The rest of the canon has been published by Comics Revue, sometimes in special Modesty Blaise issues that contain whole stories, sometimes serialized in the regular monthly magazine. The quality of reproduction here, however, is very uneven—due, doubtless, to the source material, which, apparently, is not always printer’s proofs.
Modesty Blaise was one of the last great adventure strips, and it is arguably the most literate adventure strip ever. And the novels are better than the strip. The books have an advantage over newspapers’ serial mode: their emotional content is cumulative not diffused over intervening days and therefore builds toward greater impact.
In the last of the books, the short story collection The Cobra Trap, O’Donnell arranged the retirement of his dauntless pair. They die. They die gracefully, in battle, as befits such legendary soldiers of fortune. O’Donnell brings down the curtain with his usual finesse, easing Willie into the afterlife on the last page of the title story.
This tale takes place 20 years “in the future,” so Modesty and Willie are in their fifties.

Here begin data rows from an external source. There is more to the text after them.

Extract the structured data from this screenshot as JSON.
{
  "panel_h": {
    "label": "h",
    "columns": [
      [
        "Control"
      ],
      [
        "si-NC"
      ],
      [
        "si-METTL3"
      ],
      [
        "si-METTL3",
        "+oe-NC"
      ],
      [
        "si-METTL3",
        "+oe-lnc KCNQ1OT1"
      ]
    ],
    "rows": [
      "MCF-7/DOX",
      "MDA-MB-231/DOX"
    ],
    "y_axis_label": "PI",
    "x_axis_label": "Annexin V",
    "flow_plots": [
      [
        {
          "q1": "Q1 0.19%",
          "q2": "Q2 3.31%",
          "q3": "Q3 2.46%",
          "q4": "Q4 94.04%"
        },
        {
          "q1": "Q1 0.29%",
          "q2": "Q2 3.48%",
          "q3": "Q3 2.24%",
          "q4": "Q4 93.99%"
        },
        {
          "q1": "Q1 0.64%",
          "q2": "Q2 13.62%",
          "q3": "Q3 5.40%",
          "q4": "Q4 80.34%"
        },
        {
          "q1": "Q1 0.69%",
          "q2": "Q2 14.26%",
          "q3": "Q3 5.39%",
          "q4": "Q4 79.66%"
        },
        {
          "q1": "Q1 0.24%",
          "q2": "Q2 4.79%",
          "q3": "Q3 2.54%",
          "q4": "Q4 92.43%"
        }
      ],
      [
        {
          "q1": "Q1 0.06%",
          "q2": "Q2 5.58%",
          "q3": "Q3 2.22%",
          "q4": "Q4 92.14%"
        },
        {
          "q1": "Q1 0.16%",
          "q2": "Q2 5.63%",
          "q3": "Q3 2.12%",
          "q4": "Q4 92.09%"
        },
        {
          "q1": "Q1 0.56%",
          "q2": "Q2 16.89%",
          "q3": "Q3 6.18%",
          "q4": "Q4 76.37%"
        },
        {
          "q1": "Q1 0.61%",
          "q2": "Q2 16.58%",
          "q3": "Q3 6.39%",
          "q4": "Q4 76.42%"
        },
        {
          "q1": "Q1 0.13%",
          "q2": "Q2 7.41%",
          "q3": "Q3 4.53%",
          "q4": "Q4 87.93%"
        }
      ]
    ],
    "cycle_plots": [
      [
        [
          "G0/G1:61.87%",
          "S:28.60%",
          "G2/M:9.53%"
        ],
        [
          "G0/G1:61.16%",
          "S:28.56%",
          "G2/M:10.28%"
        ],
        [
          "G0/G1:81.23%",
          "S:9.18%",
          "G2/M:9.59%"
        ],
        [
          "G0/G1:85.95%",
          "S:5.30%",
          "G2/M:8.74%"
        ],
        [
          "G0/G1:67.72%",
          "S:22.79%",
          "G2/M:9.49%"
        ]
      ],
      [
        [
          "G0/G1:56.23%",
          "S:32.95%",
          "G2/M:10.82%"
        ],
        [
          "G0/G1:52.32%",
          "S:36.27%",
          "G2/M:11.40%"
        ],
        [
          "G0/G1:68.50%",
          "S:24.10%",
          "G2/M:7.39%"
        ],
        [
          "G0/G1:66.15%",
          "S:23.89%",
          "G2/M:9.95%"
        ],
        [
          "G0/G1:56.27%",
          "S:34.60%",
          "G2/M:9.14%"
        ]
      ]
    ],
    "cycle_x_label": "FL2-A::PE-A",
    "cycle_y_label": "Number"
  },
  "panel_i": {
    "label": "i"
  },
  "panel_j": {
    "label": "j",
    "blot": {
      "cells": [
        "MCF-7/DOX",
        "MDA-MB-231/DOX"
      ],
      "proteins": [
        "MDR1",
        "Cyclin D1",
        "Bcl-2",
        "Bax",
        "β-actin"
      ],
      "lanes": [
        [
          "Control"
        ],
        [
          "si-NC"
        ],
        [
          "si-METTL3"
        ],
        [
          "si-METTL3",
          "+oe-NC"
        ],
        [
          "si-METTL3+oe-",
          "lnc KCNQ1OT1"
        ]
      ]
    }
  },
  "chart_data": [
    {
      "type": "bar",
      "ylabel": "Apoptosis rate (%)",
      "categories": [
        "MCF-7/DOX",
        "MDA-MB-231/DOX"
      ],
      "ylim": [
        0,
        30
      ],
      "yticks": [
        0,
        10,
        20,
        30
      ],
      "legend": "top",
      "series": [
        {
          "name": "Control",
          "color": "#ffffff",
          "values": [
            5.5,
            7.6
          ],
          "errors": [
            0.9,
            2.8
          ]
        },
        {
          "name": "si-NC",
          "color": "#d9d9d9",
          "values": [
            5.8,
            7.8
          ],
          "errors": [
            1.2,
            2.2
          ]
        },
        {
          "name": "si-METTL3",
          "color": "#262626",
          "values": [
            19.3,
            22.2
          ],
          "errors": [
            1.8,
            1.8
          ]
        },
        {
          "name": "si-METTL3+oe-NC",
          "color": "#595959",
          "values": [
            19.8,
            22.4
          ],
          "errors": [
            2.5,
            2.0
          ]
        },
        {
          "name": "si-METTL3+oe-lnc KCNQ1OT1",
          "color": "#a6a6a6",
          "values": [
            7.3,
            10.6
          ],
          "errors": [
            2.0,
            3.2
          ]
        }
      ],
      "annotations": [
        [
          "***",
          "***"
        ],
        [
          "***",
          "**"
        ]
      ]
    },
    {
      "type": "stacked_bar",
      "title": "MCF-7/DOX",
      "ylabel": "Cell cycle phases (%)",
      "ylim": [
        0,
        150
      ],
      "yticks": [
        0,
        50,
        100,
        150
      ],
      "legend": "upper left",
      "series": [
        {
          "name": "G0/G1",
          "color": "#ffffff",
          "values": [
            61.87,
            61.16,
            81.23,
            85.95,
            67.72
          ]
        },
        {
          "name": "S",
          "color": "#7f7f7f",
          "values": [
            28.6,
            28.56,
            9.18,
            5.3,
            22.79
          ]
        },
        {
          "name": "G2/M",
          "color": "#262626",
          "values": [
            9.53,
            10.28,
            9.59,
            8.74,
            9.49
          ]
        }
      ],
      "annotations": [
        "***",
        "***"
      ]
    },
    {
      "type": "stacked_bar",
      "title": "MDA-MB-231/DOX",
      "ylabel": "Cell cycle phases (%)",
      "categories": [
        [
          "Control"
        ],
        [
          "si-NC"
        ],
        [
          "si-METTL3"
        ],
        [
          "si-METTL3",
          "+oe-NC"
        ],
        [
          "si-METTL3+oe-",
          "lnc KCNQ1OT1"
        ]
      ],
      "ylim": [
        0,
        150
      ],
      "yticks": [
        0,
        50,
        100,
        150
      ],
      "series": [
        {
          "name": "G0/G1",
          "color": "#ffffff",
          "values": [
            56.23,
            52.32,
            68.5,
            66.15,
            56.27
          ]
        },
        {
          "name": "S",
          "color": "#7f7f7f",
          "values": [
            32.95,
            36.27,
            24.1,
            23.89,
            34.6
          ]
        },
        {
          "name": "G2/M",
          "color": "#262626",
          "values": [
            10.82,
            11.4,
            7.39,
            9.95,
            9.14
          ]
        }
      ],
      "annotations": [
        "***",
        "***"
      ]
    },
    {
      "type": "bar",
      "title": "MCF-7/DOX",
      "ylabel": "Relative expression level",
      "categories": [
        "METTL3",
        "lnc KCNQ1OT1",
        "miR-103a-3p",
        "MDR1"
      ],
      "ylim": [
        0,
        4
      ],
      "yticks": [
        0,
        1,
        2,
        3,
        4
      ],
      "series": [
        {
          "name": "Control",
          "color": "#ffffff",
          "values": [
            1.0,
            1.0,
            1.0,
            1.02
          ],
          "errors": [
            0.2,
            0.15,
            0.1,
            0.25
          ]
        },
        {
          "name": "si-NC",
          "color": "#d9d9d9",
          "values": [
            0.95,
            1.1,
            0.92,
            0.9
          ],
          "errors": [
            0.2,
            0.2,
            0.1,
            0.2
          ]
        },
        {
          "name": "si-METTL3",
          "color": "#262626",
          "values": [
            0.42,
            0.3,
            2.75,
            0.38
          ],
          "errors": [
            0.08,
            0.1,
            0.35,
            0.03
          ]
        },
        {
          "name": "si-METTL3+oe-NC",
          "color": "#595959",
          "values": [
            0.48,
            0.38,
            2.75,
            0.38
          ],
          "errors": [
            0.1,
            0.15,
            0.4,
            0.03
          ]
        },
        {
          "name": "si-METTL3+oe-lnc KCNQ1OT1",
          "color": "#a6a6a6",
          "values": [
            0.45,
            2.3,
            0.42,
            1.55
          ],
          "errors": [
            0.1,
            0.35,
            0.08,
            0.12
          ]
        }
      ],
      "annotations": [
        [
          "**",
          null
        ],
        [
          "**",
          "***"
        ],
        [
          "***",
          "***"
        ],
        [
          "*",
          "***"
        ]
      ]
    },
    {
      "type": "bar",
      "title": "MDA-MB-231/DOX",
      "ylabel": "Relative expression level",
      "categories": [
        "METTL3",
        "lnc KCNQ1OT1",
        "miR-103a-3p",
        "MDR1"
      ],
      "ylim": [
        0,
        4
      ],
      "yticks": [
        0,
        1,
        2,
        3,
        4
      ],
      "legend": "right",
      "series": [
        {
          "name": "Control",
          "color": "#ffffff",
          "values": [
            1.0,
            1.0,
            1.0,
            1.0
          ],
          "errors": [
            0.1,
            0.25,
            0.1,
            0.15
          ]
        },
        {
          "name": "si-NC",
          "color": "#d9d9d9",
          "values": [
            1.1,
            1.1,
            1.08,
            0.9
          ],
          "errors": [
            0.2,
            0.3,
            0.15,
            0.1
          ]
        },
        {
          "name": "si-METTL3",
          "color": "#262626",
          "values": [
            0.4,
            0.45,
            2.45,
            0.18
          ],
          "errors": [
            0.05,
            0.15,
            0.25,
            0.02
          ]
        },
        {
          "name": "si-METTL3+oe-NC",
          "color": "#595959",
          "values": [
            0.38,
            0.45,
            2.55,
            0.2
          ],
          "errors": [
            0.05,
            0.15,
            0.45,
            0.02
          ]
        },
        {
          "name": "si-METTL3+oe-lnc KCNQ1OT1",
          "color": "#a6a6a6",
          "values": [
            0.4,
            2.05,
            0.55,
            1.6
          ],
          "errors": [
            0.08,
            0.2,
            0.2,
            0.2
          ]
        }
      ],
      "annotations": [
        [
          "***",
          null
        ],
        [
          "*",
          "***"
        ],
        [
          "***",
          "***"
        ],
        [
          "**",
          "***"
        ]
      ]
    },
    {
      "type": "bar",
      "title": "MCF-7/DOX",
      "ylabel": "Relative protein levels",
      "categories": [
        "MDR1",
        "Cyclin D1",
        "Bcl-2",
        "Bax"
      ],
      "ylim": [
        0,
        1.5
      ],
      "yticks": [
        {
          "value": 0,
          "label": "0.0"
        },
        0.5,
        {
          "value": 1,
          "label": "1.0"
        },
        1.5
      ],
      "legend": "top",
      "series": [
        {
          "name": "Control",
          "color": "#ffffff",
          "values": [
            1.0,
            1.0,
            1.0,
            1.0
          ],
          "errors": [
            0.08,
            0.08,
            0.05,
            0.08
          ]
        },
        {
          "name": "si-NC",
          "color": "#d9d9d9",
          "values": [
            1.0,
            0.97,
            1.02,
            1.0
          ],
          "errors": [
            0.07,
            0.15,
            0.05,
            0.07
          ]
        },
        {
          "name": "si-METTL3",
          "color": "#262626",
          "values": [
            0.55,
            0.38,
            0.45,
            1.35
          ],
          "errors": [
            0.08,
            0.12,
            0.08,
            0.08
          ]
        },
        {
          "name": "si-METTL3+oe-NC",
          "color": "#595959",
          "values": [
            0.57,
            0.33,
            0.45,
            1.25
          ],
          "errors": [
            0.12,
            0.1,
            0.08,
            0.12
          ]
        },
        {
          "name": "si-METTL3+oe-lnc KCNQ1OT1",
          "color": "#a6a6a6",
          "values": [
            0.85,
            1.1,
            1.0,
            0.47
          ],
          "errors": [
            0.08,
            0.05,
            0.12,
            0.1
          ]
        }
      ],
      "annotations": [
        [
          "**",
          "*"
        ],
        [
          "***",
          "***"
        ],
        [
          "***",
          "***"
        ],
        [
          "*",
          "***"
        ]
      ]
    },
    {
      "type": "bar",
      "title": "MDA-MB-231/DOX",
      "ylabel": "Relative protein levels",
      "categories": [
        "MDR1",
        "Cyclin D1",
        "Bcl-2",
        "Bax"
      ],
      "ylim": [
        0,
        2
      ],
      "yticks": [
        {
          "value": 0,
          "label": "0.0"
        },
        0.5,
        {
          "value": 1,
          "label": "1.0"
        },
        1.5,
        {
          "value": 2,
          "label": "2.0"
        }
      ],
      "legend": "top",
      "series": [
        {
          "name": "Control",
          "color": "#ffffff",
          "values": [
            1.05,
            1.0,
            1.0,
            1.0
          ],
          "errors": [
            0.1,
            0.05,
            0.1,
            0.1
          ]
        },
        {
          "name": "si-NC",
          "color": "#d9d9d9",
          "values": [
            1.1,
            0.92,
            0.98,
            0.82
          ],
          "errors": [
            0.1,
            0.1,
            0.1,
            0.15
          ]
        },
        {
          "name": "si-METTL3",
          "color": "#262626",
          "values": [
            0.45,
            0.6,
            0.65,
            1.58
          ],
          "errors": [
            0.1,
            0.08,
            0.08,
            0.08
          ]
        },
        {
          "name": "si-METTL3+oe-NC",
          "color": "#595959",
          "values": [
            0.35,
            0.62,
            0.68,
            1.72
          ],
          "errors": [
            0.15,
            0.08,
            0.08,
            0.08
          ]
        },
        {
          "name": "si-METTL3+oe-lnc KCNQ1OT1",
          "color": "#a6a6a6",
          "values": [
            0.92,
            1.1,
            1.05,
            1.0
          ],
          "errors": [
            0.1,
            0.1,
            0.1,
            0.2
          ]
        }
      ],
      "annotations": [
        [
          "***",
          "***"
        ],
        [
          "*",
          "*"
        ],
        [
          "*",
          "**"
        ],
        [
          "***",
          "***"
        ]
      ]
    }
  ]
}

In the final newspaper comic strip story, “The Zombie,” they are still in their thirties and have twenty more years of exploits before them.
At the end of the last strip adventure, Modesty announces that she is tired of villains and secret service work and wants to do something “crazy—just for fun. We’ll take a little break, Willie love,” she says, “just you and me.” Says he: “Best bit of all, Princess.” And they sail off in a yacht.
The strip ended April 11, 2001. It was O’Donnell’s 81st birthday. He would die nine years later at the age of 90. He suffered from Parkinson’s in his later years.